Marriage Story (Noah Baumbach – 2019)
Marriage Story begins and ends with love. There’s anger in between, coupled with rage, confusion, blistering pain, bitterness, grief, and fear. There are moments of friendship that are closely followed with the remembrance of loss; remains of a marriage that once was. But Marriage Story begins and ends with love.
Directed masterfully by Noah Baumbach, the film follows a married couple, an actress and a stage director (Johansson and Driver), going through a coast-to-coast divorce. For his explosively inhabited and riveting performance, Driver received a nomination for the Academy Award for Best Actor.

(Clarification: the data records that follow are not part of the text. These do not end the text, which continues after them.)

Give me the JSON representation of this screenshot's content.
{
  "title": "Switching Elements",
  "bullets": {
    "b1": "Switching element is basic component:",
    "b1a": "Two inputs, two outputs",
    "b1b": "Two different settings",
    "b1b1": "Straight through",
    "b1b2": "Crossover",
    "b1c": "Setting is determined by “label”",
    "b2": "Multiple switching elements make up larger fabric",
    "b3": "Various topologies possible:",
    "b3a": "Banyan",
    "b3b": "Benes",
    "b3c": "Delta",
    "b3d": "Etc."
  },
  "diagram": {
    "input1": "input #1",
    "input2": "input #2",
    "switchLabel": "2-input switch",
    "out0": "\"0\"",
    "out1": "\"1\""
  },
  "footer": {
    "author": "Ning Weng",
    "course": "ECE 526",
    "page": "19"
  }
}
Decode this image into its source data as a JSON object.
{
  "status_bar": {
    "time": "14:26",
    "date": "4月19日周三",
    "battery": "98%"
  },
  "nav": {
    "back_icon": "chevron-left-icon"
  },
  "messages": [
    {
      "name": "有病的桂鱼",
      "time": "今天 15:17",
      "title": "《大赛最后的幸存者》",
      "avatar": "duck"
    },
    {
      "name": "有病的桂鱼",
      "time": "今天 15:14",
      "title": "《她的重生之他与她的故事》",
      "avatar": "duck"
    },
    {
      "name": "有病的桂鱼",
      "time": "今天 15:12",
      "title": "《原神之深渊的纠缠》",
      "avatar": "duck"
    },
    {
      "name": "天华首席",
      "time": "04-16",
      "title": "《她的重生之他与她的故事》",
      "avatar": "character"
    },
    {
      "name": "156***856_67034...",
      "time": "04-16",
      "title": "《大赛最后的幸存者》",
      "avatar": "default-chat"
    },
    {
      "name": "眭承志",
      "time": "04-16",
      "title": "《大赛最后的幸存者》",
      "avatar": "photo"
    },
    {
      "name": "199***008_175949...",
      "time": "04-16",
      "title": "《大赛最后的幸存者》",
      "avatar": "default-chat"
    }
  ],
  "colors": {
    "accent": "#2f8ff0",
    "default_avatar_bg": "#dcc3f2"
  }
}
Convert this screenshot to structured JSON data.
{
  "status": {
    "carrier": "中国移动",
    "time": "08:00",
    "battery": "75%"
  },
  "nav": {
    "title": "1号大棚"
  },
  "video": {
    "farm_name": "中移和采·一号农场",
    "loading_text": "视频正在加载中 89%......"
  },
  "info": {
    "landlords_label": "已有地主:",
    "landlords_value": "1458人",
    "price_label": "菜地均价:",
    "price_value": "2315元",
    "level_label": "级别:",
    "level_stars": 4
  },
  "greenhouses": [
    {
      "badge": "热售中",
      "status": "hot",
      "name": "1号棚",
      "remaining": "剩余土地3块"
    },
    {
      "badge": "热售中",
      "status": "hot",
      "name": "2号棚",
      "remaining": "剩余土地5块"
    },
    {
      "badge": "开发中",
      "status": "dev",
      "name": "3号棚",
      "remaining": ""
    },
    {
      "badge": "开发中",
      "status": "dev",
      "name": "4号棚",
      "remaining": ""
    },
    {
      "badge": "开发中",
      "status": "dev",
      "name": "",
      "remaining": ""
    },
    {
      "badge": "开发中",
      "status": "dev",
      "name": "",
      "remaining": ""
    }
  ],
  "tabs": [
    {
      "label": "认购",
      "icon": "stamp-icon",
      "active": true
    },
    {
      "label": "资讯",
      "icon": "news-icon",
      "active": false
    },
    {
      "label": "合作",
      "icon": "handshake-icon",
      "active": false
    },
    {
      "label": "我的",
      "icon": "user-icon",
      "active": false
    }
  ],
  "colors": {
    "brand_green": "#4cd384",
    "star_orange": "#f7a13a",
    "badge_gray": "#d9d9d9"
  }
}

The remarkable performances by Scarlett Johansson and Adam Driver are what make Marriage Story a film worth celebrating. Actors belonging to two of the biggest blockbuster franchises in entertainment history (The Avengers and Star Wars) who are still capable of portraying real-life people in films that rely solely on story and not spectacle is a testament to the talents of these two actors. While not portraying likable characters, each actor exemplifies the brutal stress and sorrow of divorce and how it breaks down the soul.